The amplification of nucleic acids by polymerase chain reaction, more commonly called PCR (Polymerase Chain Reaction) is the reference molecular biology technique allowing to obtain, from a nucleic acid sample, a large number of identical copies of a DNA fragment. Thanks to this technique, SMALTIS proposes to amplify and thus to detect the presence of DNA fragments of interest or of circular DNA molecules.
The use of DNA intercalating agents or fluorescent probes during the PCR reaction also allows to quantify in real time the increase in the number of newly synthesized DNA copies. Through this technique, called qPCR (quantitative PCR), SMALTIS can detect and quantify specifically a target of interest or the expression of target genes.
Our offer
Amplification by PCR and sequencing
amplification and sequencing of DNA fragments has many applications such as the study of the genetic polymorphism of a target of interest, the identification of mutations conferring particular phenotypes or the validation of plasmid DNA sequences.
Whatever your samples (plasmids, blood, cell pellets, microorganisms…), Smaltis offers you its services to control your sequences of interest, from nucleic acid purification to nucleotide sequence alignment, including the design and synthesis of specific primers.
Services also include various complementary services such as agarose gel purification or chromosome walking.
Quantification of gene expression
Gene expression analysis is fundamental in many fields of research and allows to understand dynamic changes in a bacterium, eukaryotic cell, tissue or organism. Indeed, if the genome is identicial in each cells of a an organism, genes can be expressed in a specific and different manner, depending on time (specific to development stage), on space (expression specific to a cell type or tissue) and/or on characteristics of a given state (normal, pathological, in response to stimuli…).
Smaltis offers to study specifically the expression of genes of interest by quantifying the number of messengers (mRNA) thanks to its Real-Time PCR platform, after a Reverse Transcription step allowing the conversion of mRNA into complementary DNA (cDNA).
According to your needs, our team will carry out your project following several steps:
Step 1: Feasability Study
This step includes a literature review to analyze existing data and a bioinformatics analysis of sequences of interest.
This will allow our experts to:
– Identify existing commercial quantification kits or design specific primers and probes (SybrGreen® or TaqMan® technologies)
– Determine the housekeeping genes
– Develop the qPCR protocol
– Determine the optimal amplification conditions
– Verify the specificity of primers and probes
– Validate the choice of housekeeping genes
During this step, the analysis of a limited number of samples will also be done to validate the method.
Step 2: Routine Analysis
This step allows us to analyse all your samples according to the previously validated method.
Our platform equipped with a RotorGene 6000 and a CFX Connect allows us to process a few samples to several hundred simultaneously.
Examples of achievement
– Expression analysis of virulence and resistance genes in strains of Klebsiella pneumoniae
– Study of the inductive effect of antibiotics on the expression of efflux systems in Pseudomonas aeruginosa
– Detection of episomal DNA in blood samples collected using PAXGene® Technology
– Gene expression analysis of genes encoding IL-6, IL-8 and TNFα cytokines in cells previously infected with different bacterial strains
– Quantification of several genes in transfected eukaryotic cell lines.

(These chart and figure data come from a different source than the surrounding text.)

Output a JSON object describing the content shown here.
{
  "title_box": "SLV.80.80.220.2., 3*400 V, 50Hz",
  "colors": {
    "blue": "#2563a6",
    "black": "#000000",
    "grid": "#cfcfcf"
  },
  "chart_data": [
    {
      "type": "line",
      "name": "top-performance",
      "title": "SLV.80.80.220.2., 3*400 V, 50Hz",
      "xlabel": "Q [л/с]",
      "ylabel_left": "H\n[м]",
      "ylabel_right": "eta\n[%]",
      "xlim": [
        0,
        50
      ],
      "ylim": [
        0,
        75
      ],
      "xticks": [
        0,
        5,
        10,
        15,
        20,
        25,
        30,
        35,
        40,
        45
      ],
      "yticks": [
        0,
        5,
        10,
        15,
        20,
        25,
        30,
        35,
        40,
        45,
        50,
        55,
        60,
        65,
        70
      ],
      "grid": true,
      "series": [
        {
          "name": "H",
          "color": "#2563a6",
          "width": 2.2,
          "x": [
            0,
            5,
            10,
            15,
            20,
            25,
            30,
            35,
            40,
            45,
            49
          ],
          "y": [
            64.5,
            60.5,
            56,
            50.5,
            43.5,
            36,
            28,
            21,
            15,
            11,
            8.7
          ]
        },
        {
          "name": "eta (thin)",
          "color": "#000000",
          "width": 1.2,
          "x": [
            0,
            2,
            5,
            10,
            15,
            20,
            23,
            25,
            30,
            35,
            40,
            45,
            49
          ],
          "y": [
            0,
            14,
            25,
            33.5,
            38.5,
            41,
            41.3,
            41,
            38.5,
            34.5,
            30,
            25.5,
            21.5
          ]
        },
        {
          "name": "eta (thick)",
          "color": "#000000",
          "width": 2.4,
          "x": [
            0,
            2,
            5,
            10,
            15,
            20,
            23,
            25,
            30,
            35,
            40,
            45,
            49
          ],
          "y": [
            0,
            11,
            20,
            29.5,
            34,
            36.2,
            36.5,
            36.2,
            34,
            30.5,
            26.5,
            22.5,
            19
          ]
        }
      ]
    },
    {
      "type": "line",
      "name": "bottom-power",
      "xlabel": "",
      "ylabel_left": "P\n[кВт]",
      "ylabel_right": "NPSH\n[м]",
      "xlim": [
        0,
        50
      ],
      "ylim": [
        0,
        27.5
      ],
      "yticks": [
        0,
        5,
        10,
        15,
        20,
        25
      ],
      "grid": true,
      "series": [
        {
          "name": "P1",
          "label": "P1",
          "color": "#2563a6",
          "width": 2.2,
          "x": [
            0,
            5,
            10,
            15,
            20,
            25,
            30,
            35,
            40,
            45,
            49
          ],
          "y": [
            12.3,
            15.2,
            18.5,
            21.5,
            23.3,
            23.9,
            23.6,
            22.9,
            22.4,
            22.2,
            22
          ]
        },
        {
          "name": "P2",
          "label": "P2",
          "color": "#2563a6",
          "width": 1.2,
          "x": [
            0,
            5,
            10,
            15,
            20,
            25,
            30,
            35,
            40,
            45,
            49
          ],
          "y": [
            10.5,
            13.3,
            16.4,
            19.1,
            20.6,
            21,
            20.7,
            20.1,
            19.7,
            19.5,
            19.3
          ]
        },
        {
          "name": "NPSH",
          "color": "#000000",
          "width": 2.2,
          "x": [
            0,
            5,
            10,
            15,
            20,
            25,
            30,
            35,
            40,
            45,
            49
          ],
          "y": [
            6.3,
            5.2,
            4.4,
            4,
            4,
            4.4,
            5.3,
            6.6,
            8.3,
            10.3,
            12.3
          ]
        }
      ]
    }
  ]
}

Amplification of circular DNA molecules by Rolling Circle Amplification
DNA amplification by Rolling Circle Amplification (RCA PCR) is a method used to amplify whole circular genomes such as circular viral genomes, mitochondrial DNA, and microbial genomes up to 6.5 Mb. This method is based on the properties of Φ29 DNA polymerase. This enzyme has an important proofreading activity and a processivity allowing it to polymerize more than 70 000 nucleotides without detaching itself from the matrix DNA.
Thanks to this technique, SMALTIS proposes to specifically amplify by RCA your low amont of circular DNA markers present in your complex samples. The amplicons will then be detected and quantified specifically either by real-time PCR or by Southern blotting experiments.
According to your needs our team will perform your project according to several steps:
Step 1: Feasability Study
This step includes a literature review to analyze existing data and a bioinformatics analysis of sequences of interest.
This will allow our experts to:
– Design specific primers and probes
– Develop and set-up RCA method with your samples
– Determine the optimal amplification conditions
– Verify the specificity of primers and probes
– Associate the optimal detection and quantification method
During this step, the analysis of a limited number of samples will also be done to validate the method.
Step 2: Routine Analysis
This step allows us to analyse all your samples according to the previously validated method.
Examples of achievement
– Detection of Human Endogenous virus HERV in cell pellets
– Detection and quantification of Human Endogenous virus HERV in blood samples collected in PAXGene Tubes®.